Bolometer measurement of >40 hatches for fixed region of interest (b) compared with macroscale simulation results ((c), cf. Figure 5) and microscale simulation of several single hatches (a).

As introduced in Section 2 of this paper, hatching takes place on microscale level (10 µm, 10 µs) and states the main influence on temperature evolution through reheating (cf. Figure 8). Because of spatial (250 µm) and temporal (20 ms) resolution limits in the bolometric measurement setup, the layer-wise monitoring approach is mainly suitable for investigating the cooling behavior and long term temperature field evolution; compare Section 3.1. Due to spatial averaging the cooling behavior for single tracks is superimposed by the current temperature of its vicinity, resulting in a low frequency temperature rise as the heat source passes by.

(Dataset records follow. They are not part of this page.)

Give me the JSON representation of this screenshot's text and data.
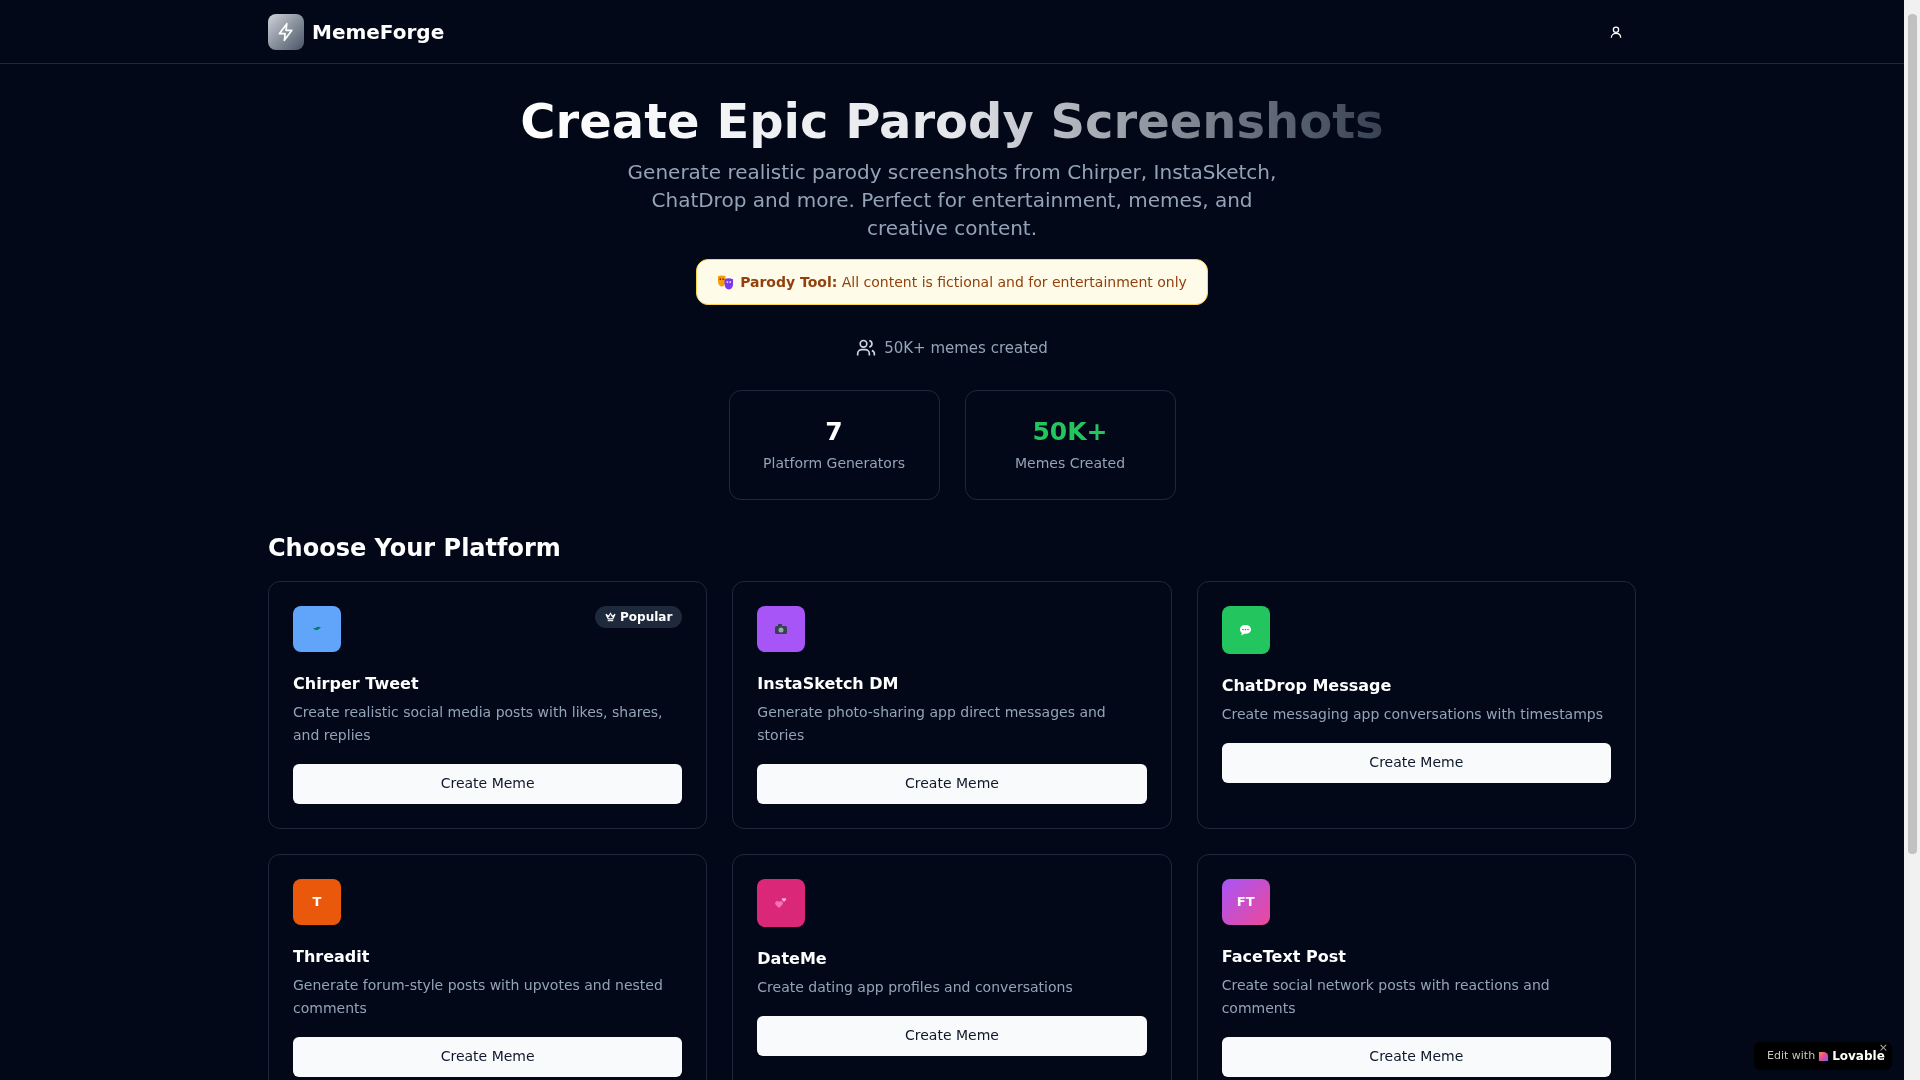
{
  "header": {
    "brand": "MemeForge"
  },
  "hero": {
    "title": "Create Epic Parody Screenshots",
    "subtitle": "Generate realistic parody screenshots from Chirper, InstaSketch, ChatDrop and more. Perfect for entertainment, memes, and creative content.",
    "notice": "**Parody Tool:** All content is fictional and for entertainment only",
    "count": "50K+ memes created"
  },
  "stats": [
    {
      "value": "7",
      "label": "Platform Generators",
      "color": "#ffffff"
    },
    {
      "value": "50K+",
      "label": "Memes Created",
      "color": "#22c55e"
    }
  ],
  "section_title": "Choose Your Platform",
  "platforms": [
    {
      "name": "Chirper Tweet",
      "description": "Create realistic social media posts with likes, shares, and replies",
      "kind": "bird",
      "color": "#60a5fa",
      "badge": "Popular",
      "button": "Create Meme"
    },
    {
      "name": "InstaSketch DM",
      "description": "Generate photo-sharing app direct messages and stories",
      "kind": "camera",
      "color": "#a855f7",
      "button": "Create Meme"
    },
    {
      "name": "ChatDrop Message",
      "description": "Create messaging app conversations with timestamps",
      "kind": "chat",
      "color": "#22c55e",
      "button": "Create Meme"
    },
    {
      "name": "Threadit",
      "description": "Generate forum-style posts with upvotes and nested comments",
      "kind": "letters",
      "letters": "T",
      "color": "#ea580c",
      "button": "Create Meme"
    },
    {
      "name": "DateMe",
      "description": "Create dating app profiles and conversations",
      "kind": "hearts",
      "color": "#db2777",
      "button": "Create Meme"
    },
    {
      "name": "FaceText Post",
      "description": "Create social network posts with reactions and comments",
      "kind": "letters",
      "letters": "FT",
      "color": "#c04be0",
      "button": "Create Meme"
    }
  ],
  "overlay_badge": {
    "prefix": "Edit with",
    "brand": "Lovable",
    "close": "×"
  }
}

To compare the simulation results—from both the micro- and the macroscale models—with the experimental results the width of the temperature curves and the cooling rates are investigated. Hereby, the width of a temperature curve is defined by the time; the temperature of an observed area region is above a fixed value of 500°C and cooling rate means the change with time of the temperature curve. The microscale model exhibits the fastest cooling rates compared to both the macroscale simulation and the experiments. Concerning the microscale model, the maximum cooling rate is −378.49°C/ms and the temperature peak width is 1.98 ms (Figure 8(a), first peak). As stated before, the thermography camera is not able to resolve the repeated heating cycles caused by neighbored hatches due to the inertia of the experimental setup. The maximum cooling rate measured with the bolometer is −1.74°C/ms and the width of the temperature curve is in this case 60.80 ms. These values broadly correspond with the results obtained from the macroscale simulation where a maximum cooling rate of −4.83°C/ms and a width of the temperature peak of 20.02 ms are observed.